Dr Makary does not speak in these terms; he may not even think in them. But his book provides more support for what I think must be obvious by now, that there is an informal alliance of left-wing or self-styled ‘progressive’ government and certain political forces (in the USA, these are associated with the Democrats), and their many allies in media, academe, Hollywood, and certain powerful industries, especially, from what I can see, the pharmaceutical and munitions industries, but also entertainment and book publishing, and even certain spheres within some churches (much as it pains me to say it).

The Association of American Medical Colleges is one organ of this establishment; as Dr Makary states: “Because American medical education is controlled by a slow, political, distracted, and centralised authority, medical schools propagate outdated groupthink.” (28) The informal alliance between medicine and industry was evidenced by the quondam power of the tobacco lobby to prevent doctors telling the truth about their poisonous product (an evil which Dr Makary worked against). (190)
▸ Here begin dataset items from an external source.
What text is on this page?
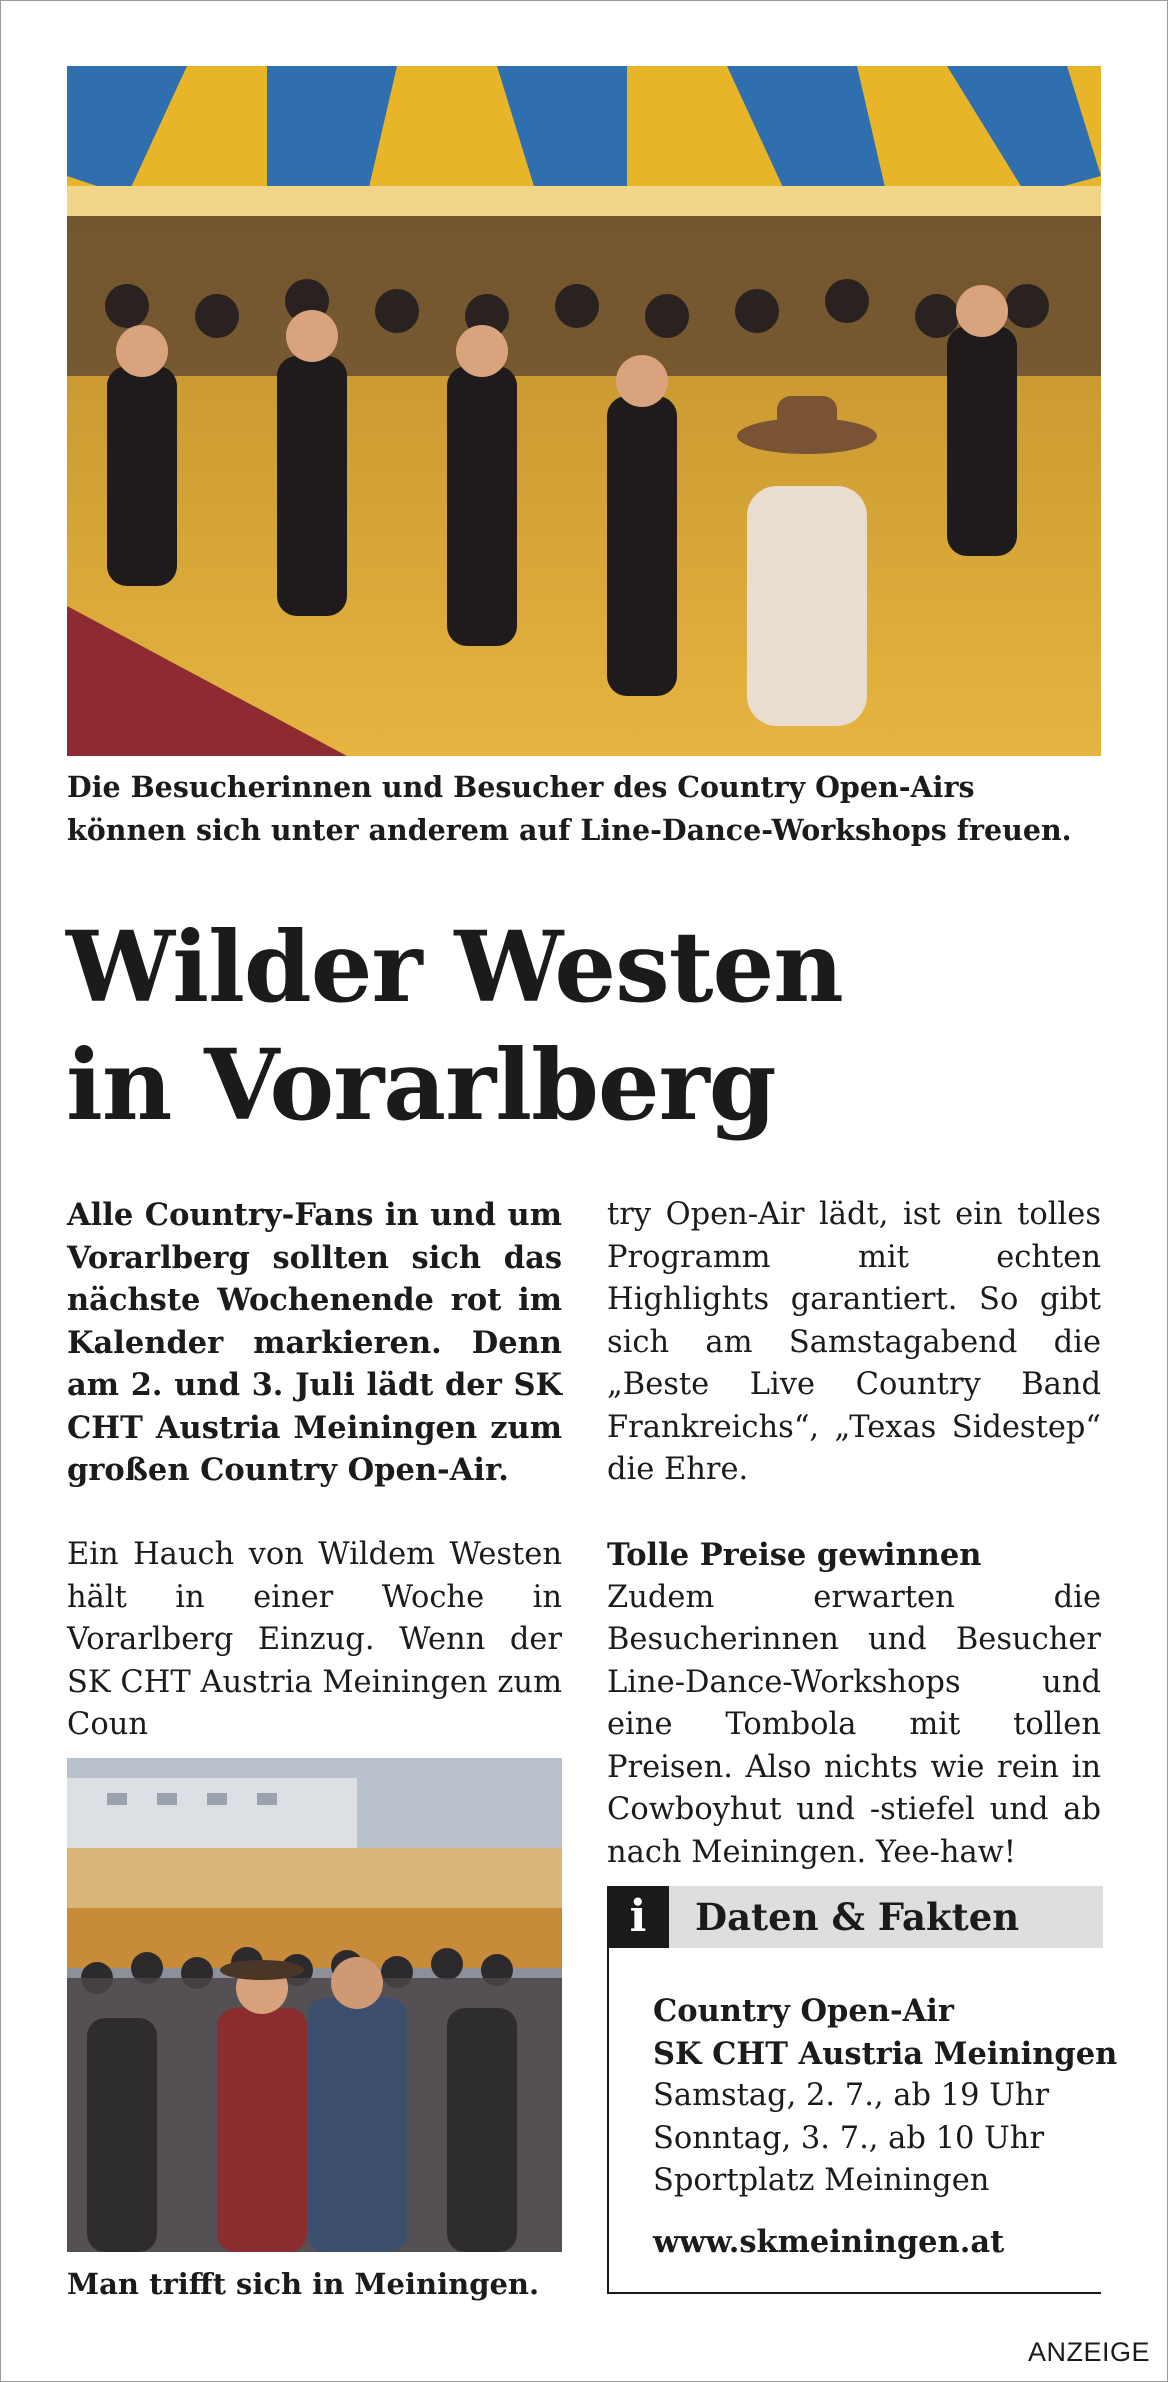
Die Besucherinnen und Besucher des Country Open-Airs können sich unter anderem auf Line-Dance-Workshops freuen.
Wilder Westen
in Vorarlberg

Alle Country-Fans in und um Vorarlberg sollten sich das nächste Wochenende rot im Kalender markieren. Denn am 2. und 3. Juli lädt der SK CHT Austria Meiningen zum großen Country Open-Air.

Ein Hauch von Wildem Westen hält in einer Woche in Vorarlberg Einzug. Wenn der SK CHT Austria Meiningen zum Coun

try Open-Air lädt, ist ein tolles Programm mit echten Highlights garantiert. So gibt sich am Samstagabend die „Beste Live Country Band Frankreichs“, „Texas Sidestep“ die Ehre.

Tolle Preise gewinnen

Zudem erwarten die Besucherinnen und Besucher Line-Dance-Workshops und eine Tombola mit tollen Preisen. Also nichts wie rein in Cowboyhut und -stiefel und ab nach Meiningen. Yee-haw!

Man trifft sich in Meiningen.
i	Daten & Fakten
Country Open-Air
SK CHT Austria Meiningen
Samstag, 2. 7., ab 19 Uhr
Sonntag, 3. 7., ab 10 Uhr
Sportplatz Meiningen
www.skmeiningen.at
ANZEIGE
This brings me to one of the most significant practical points in the book: how Makary came to write a “surgery checklist,” which was initially rejected but is now used in many hospitals, with beneficial effects. The doctor writes, and the moral is obvious:

As a resident, I was struck by another big issue no one was talking about: the high number of people harmed by preventable medical errors. I had witnessed people die, not from the disease which brought from to care, which from the care it self. I personally made mistakes from being foisted into situations above my level of training, from poor judgement when experiencing sleep deprivation, and from breakdowns in communication. (190)

This book gives me hope, not only because Dr Makary and many of those he mentions strike me as decent people, but because the problem is not medicine, it is not even government, media or industry, it is sleeping people in those areas. So we need to awaken and remember ourselves. Even in small ways, this is possible, as this excellent book demonstrates.